On April 22, 2010, FSA and representatives of the Montana Department of Livestock went to THOMAS's ranch to count the cattle. The final tally that day was 81 head of cows, of which 70 had THOMAS's brand, and 11 had other family member's brands. There were also 53 head of unbranded calves. The numbers were significantly less than what FSA had collateralized - or believed to have collateralized on the basis of THOMAS's representations. These events prompted FSA to turn the case over to the Department of Agriculture's Office of Inspector General for criminal investigation. The subsequent investigation established that between June 11, 2006, and July 13, 2011, THOMAS disposed of and sold at least $162,865.36 in cattle, hay, equipment and other property he had pledged as a collateral to obtain FSA loans, and in which the FSA had a security interest, without the knowledge or approval of the FSA. Agent Monique Hirko-Damuth testified at THOMAS's sentencing hearing that she obtained the defendant's bank records and examined all deposits. On numerous checks the memo section identified the property purchased from THOMAS. She then compared the property sales to the list of pledged assets to determine the amount of secured property that THOMAS had sold without the approval of the FSA and which had not gone to satisfy THOMAS's indebtedness to the agency.

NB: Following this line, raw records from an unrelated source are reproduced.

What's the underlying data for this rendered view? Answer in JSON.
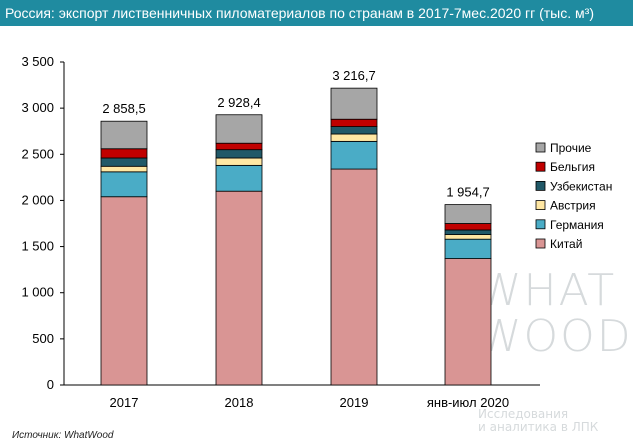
{
  "header": {
    "title": "Россия: экспорт лиственничных пиломатериалов по странам в 2017-7мес.2020 гг (тыс. м³)"
  },
  "source": "Источник: WhatWood",
  "watermark": {
    "line1": "WHAT",
    "line2": "WOOD",
    "line3": "Исследования",
    "line4": "и аналитика в ЛПК"
  },
  "colors": {
    "title_bg": "#1f8ba0",
    "Китай": "#d99594",
    "Германия": "#4aacc6",
    "Австрия": "#ffe7a3",
    "Узбекистан": "#215968",
    "Бельгия": "#c00000",
    "Прочие": "#a6a6a6"
  },
  "chart_data": {
    "type": "bar",
    "stacked": true,
    "categories": [
      "2017",
      "2018",
      "2019",
      "янв-июл 2020"
    ],
    "series": [
      {
        "name": "Китай",
        "values": [
          2040,
          2100,
          2340,
          1370
        ]
      },
      {
        "name": "Германия",
        "values": [
          270,
          280,
          300,
          210
        ]
      },
      {
        "name": "Австрия",
        "values": [
          60,
          80,
          80,
          50
        ]
      },
      {
        "name": "Узбекистан",
        "values": [
          90,
          90,
          80,
          50
        ]
      },
      {
        "name": "Бельгия",
        "values": [
          100,
          70,
          80,
          70
        ]
      },
      {
        "name": "Прочие",
        "values": [
          298.5,
          308.4,
          336.7,
          204.7
        ]
      }
    ],
    "totals": [
      2858.5,
      2928.4,
      3216.7,
      1954.7
    ],
    "total_labels": [
      "2 858,5",
      "2 928,4",
      "3 216,7",
      "1 954,7"
    ],
    "ylim": [
      0,
      3500
    ],
    "yticks": [
      0,
      500,
      1000,
      1500,
      2000,
      2500,
      3000,
      3500
    ],
    "ytick_labels": [
      "0",
      "500",
      "1 000",
      "1 500",
      "2 000",
      "2 500",
      "3 000",
      "3 500"
    ],
    "legend": [
      "Прочие",
      "Бельгия",
      "Узбекистан",
      "Австрия",
      "Германия",
      "Китай"
    ],
    "legend_position": "right",
    "grid": false
  }
}
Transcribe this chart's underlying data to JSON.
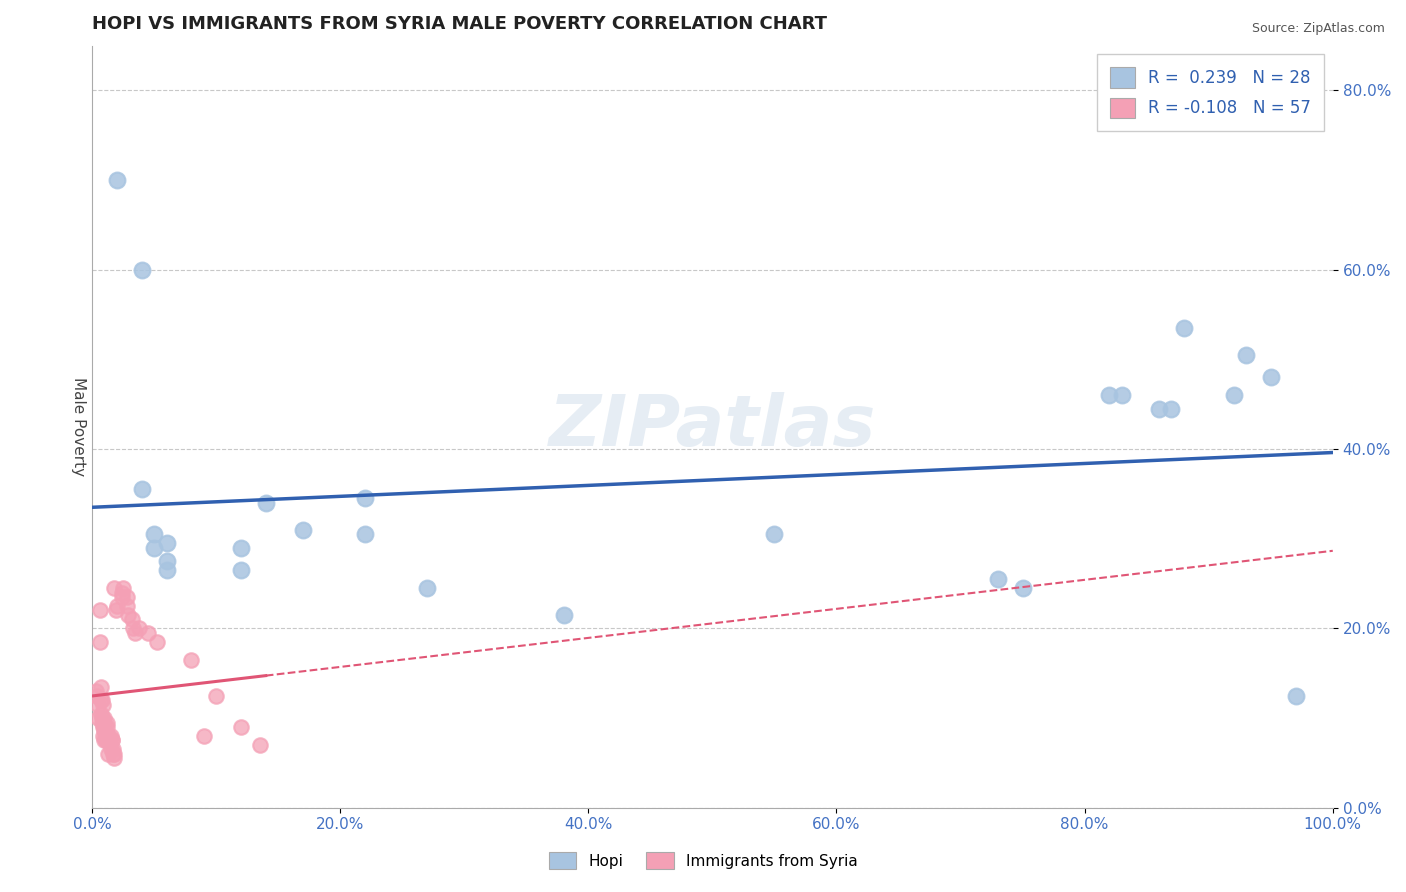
{
  "title": "HOPI VS IMMIGRANTS FROM SYRIA MALE POVERTY CORRELATION CHART",
  "source": "Source: ZipAtlas.com",
  "tick_color": "#4472c4",
  "ylabel": "Male Poverty",
  "xlim": [
    0.0,
    1.0
  ],
  "ylim": [
    0.0,
    0.85
  ],
  "yticks": [
    0.0,
    0.2,
    0.4,
    0.6,
    0.8
  ],
  "xticks": [
    0.0,
    0.2,
    0.4,
    0.6,
    0.8,
    1.0
  ],
  "ytick_labels": [
    "0.0%",
    "20.0%",
    "40.0%",
    "60.0%",
    "80.0%"
  ],
  "xtick_labels": [
    "0.0%",
    "20.0%",
    "40.0%",
    "60.0%",
    "80.0%",
    "100.0%"
  ],
  "legend_r_hopi": "R =  0.239",
  "legend_n_hopi": "N = 28",
  "legend_r_syria": "R = -0.108",
  "legend_n_syria": "N = 57",
  "hopi_color": "#a8c4e0",
  "syria_color": "#f4a0b5",
  "hopi_line_color": "#3060b0",
  "syria_line_color": "#e05575",
  "hopi_scatter": [
    [
      0.02,
      0.7
    ],
    [
      0.04,
      0.6
    ],
    [
      0.04,
      0.355
    ],
    [
      0.05,
      0.305
    ],
    [
      0.05,
      0.29
    ],
    [
      0.06,
      0.295
    ],
    [
      0.06,
      0.275
    ],
    [
      0.06,
      0.265
    ],
    [
      0.12,
      0.29
    ],
    [
      0.12,
      0.265
    ],
    [
      0.14,
      0.34
    ],
    [
      0.17,
      0.31
    ],
    [
      0.22,
      0.345
    ],
    [
      0.22,
      0.305
    ],
    [
      0.27,
      0.245
    ],
    [
      0.38,
      0.215
    ],
    [
      0.55,
      0.305
    ],
    [
      0.73,
      0.255
    ],
    [
      0.75,
      0.245
    ],
    [
      0.82,
      0.46
    ],
    [
      0.83,
      0.46
    ],
    [
      0.86,
      0.445
    ],
    [
      0.87,
      0.445
    ],
    [
      0.88,
      0.535
    ],
    [
      0.92,
      0.46
    ],
    [
      0.93,
      0.505
    ],
    [
      0.95,
      0.48
    ],
    [
      0.97,
      0.125
    ]
  ],
  "syria_scatter": [
    [
      0.003,
      0.13
    ],
    [
      0.004,
      0.125
    ],
    [
      0.005,
      0.115
    ],
    [
      0.005,
      0.1
    ],
    [
      0.006,
      0.22
    ],
    [
      0.006,
      0.185
    ],
    [
      0.007,
      0.135
    ],
    [
      0.007,
      0.12
    ],
    [
      0.007,
      0.105
    ],
    [
      0.008,
      0.12
    ],
    [
      0.008,
      0.1
    ],
    [
      0.008,
      0.095
    ],
    [
      0.009,
      0.115
    ],
    [
      0.009,
      0.09
    ],
    [
      0.009,
      0.08
    ],
    [
      0.01,
      0.09
    ],
    [
      0.01,
      0.075
    ],
    [
      0.01,
      0.1
    ],
    [
      0.01,
      0.095
    ],
    [
      0.01,
      0.085
    ],
    [
      0.011,
      0.08
    ],
    [
      0.011,
      0.075
    ],
    [
      0.011,
      0.075
    ],
    [
      0.012,
      0.095
    ],
    [
      0.012,
      0.09
    ],
    [
      0.013,
      0.08
    ],
    [
      0.013,
      0.06
    ],
    [
      0.013,
      0.08
    ],
    [
      0.014,
      0.075
    ],
    [
      0.015,
      0.08
    ],
    [
      0.015,
      0.065
    ],
    [
      0.016,
      0.075
    ],
    [
      0.016,
      0.075
    ],
    [
      0.017,
      0.065
    ],
    [
      0.017,
      0.06
    ],
    [
      0.018,
      0.06
    ],
    [
      0.018,
      0.055
    ],
    [
      0.018,
      0.245
    ],
    [
      0.019,
      0.22
    ],
    [
      0.02,
      0.225
    ],
    [
      0.024,
      0.24
    ],
    [
      0.024,
      0.235
    ],
    [
      0.025,
      0.245
    ],
    [
      0.028,
      0.235
    ],
    [
      0.028,
      0.225
    ],
    [
      0.029,
      0.215
    ],
    [
      0.032,
      0.21
    ],
    [
      0.033,
      0.2
    ],
    [
      0.035,
      0.195
    ],
    [
      0.038,
      0.2
    ],
    [
      0.045,
      0.195
    ],
    [
      0.052,
      0.185
    ],
    [
      0.08,
      0.165
    ],
    [
      0.1,
      0.125
    ],
    [
      0.12,
      0.09
    ],
    [
      0.135,
      0.07
    ],
    [
      0.09,
      0.08
    ]
  ],
  "background_color": "#ffffff",
  "grid_color": "#c8c8c8",
  "watermark": "ZIPatlas",
  "title_fontsize": 13,
  "axis_label_fontsize": 11,
  "tick_fontsize": 11
}
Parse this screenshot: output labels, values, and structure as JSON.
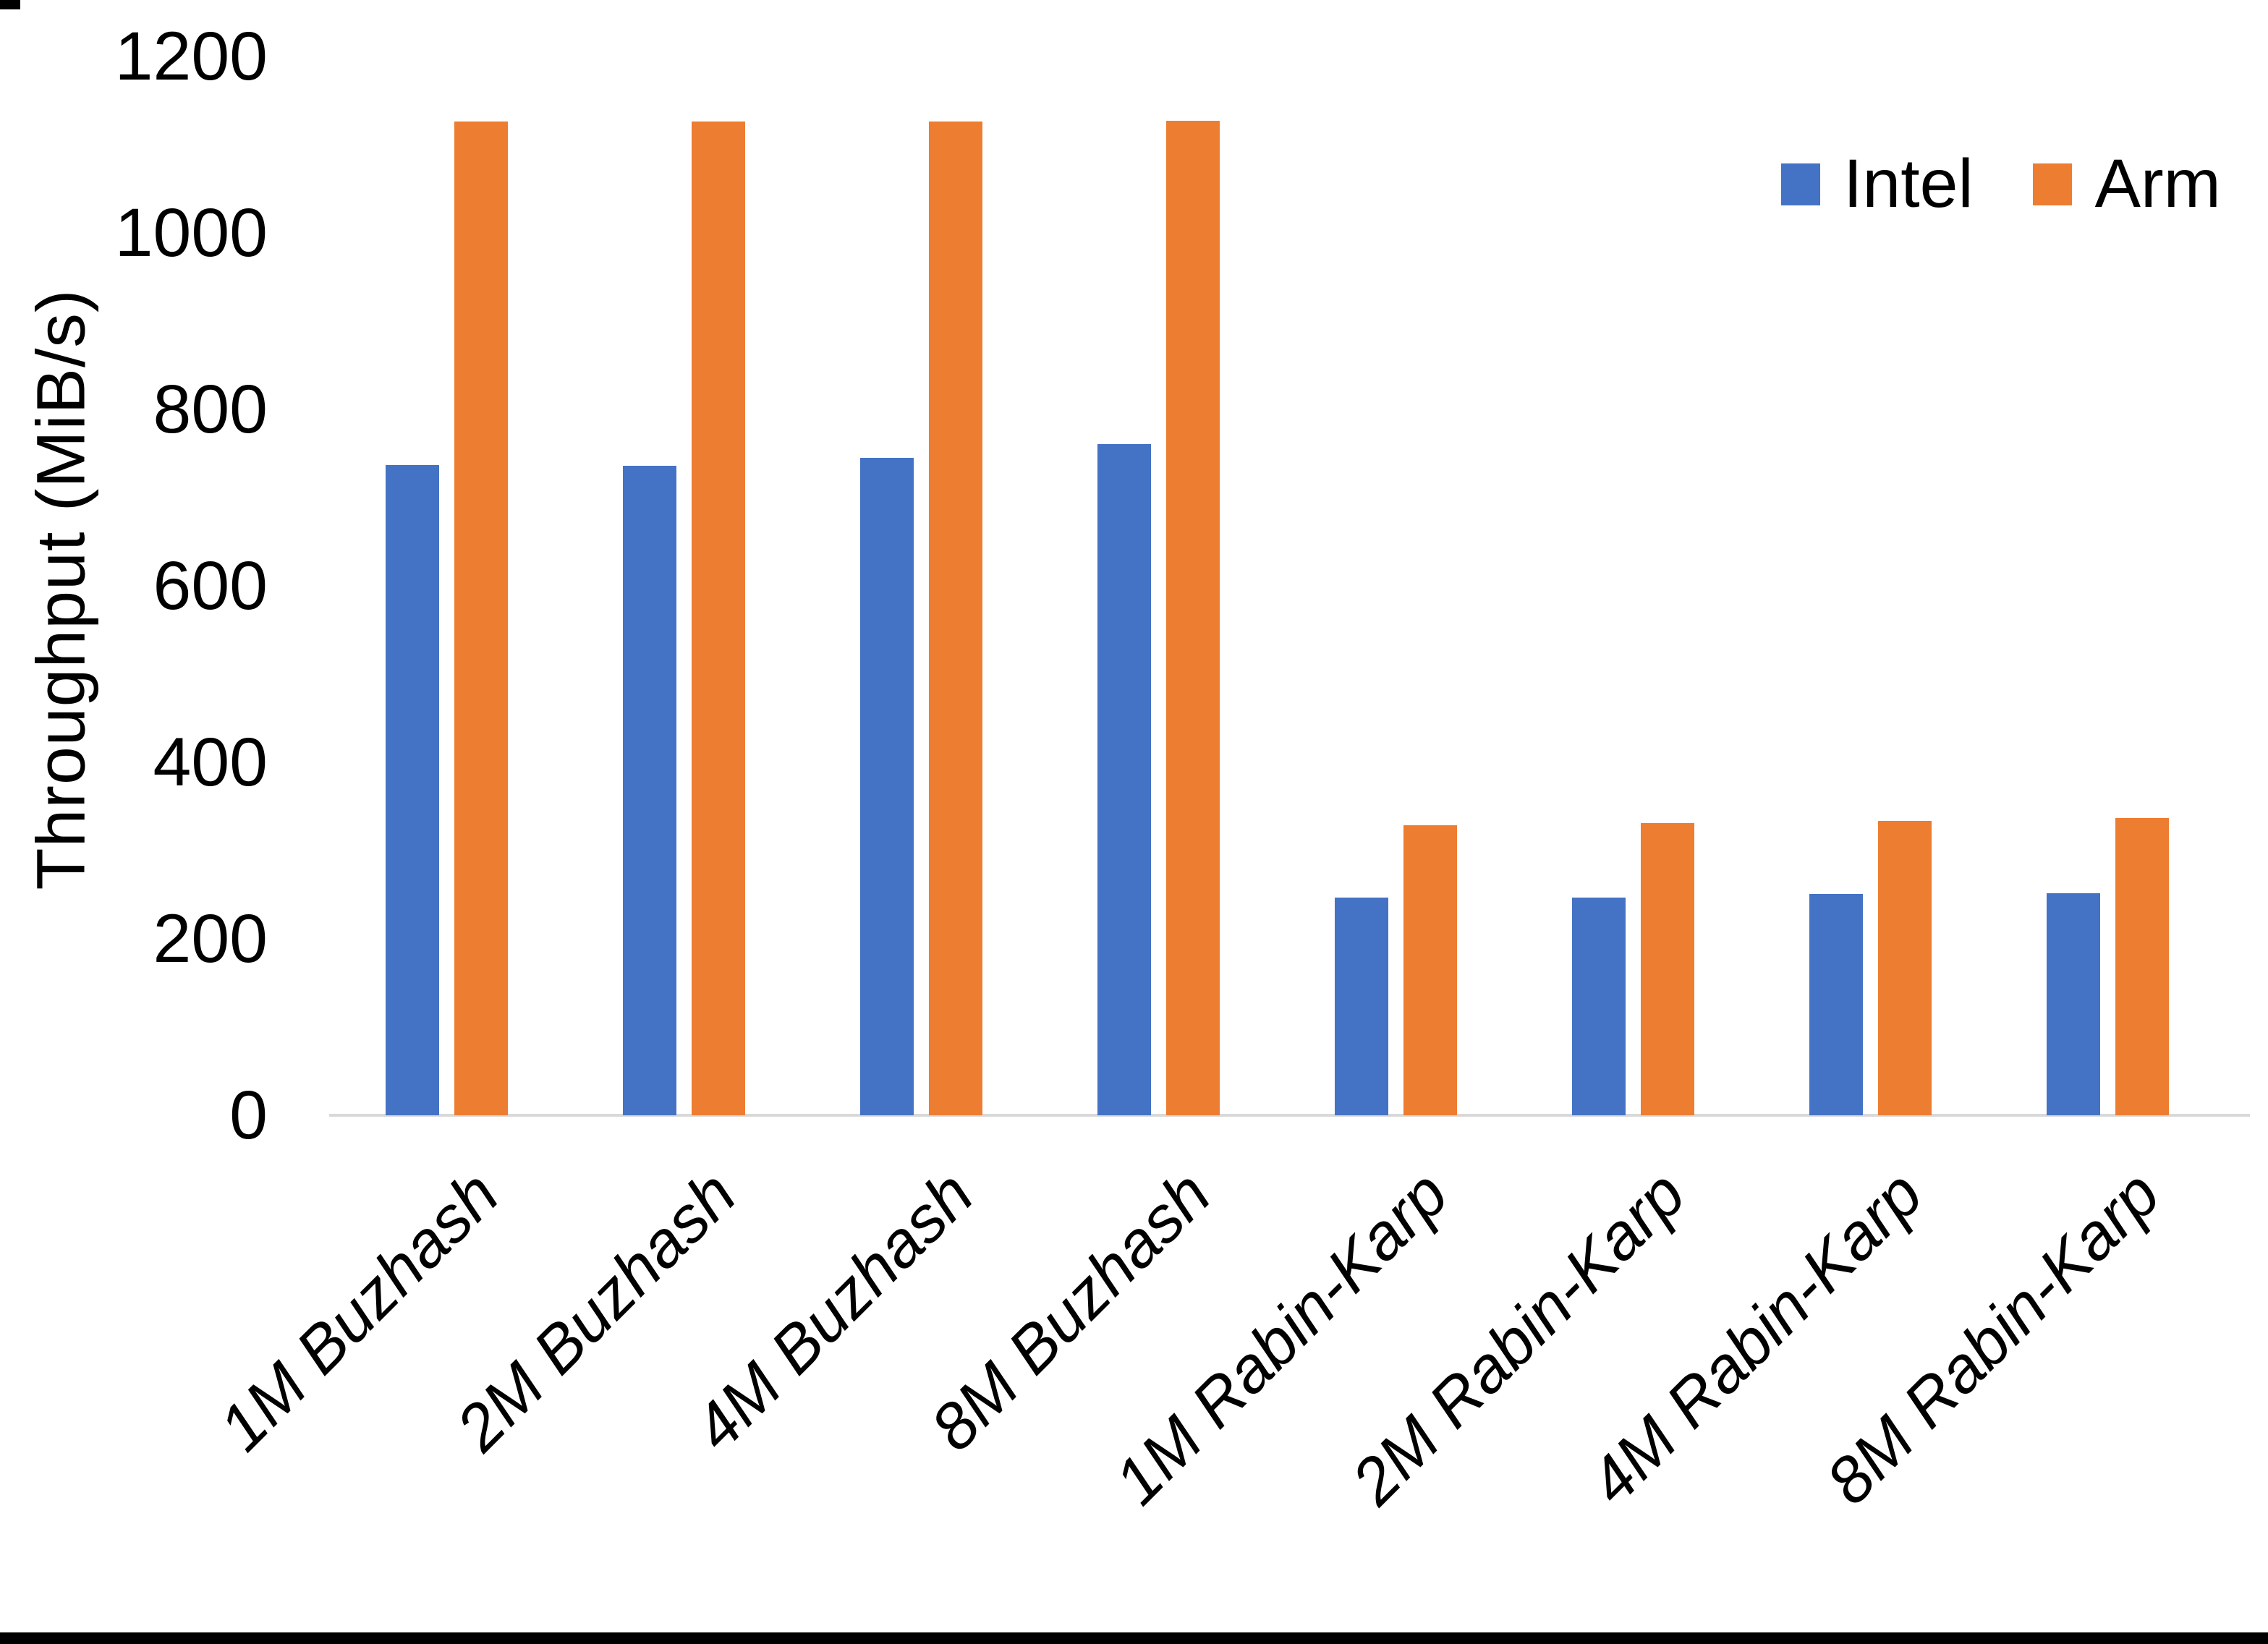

U.S. Attorney Mike Cotter called Judge Christensen's sentence "a sentence that promotes respect for the law. It warns those who endeavor to cheat a federal loan program --- a program that provides producers with financial opportunity and the tools to succeed in Montana's agricultural industry --- that their conduct will not go unnoticed or ignored. The integrity of FSA's lending program will be preserved and protected. Our response will be vigorous and the consequences of deception will be serious."

Cotter included the THOMAS case in the Guardian's Project even though he describes the case as an "external" attack on federal programs when the primary focus of the effort is on "internal" attacks by public officials. "An important component of the THOMAS prosecution was the allegation contained in the first count of the indictment relating to a fraudulent claim in the Keepseagle settlement". In Keepseagle v. Vilsak, a class action lawsuit was pursued by Native American farmers and ranchers alleging that they had been discriminated against by the U.S. Department of Agriculture (USDA) and that they had been denied equal access to credit in the USDA Farm Loan Program. As a result of that lawsuit, on April 28, 2011, a $760 million settlement with the USDA was approved, and claims were entertained from individual Native American producers who asserted that they had been discriminatorily aggrieved by the USDA in the lending process. "This office determined that the Keepseagle claim was best pursued by a civil false claims action against THOMAS and we anticipate bringing that action in the near future."

Because there is no parole in the federal system, the (truth in sentencing( guidelines mandate that THOMAS will likely serve all of the time imposed by the court. In the federal system, THOMAS does have the opportunity to earn a sentence reduction for "good behavior." However, this reduction will not exceed 15% of the overall sentence.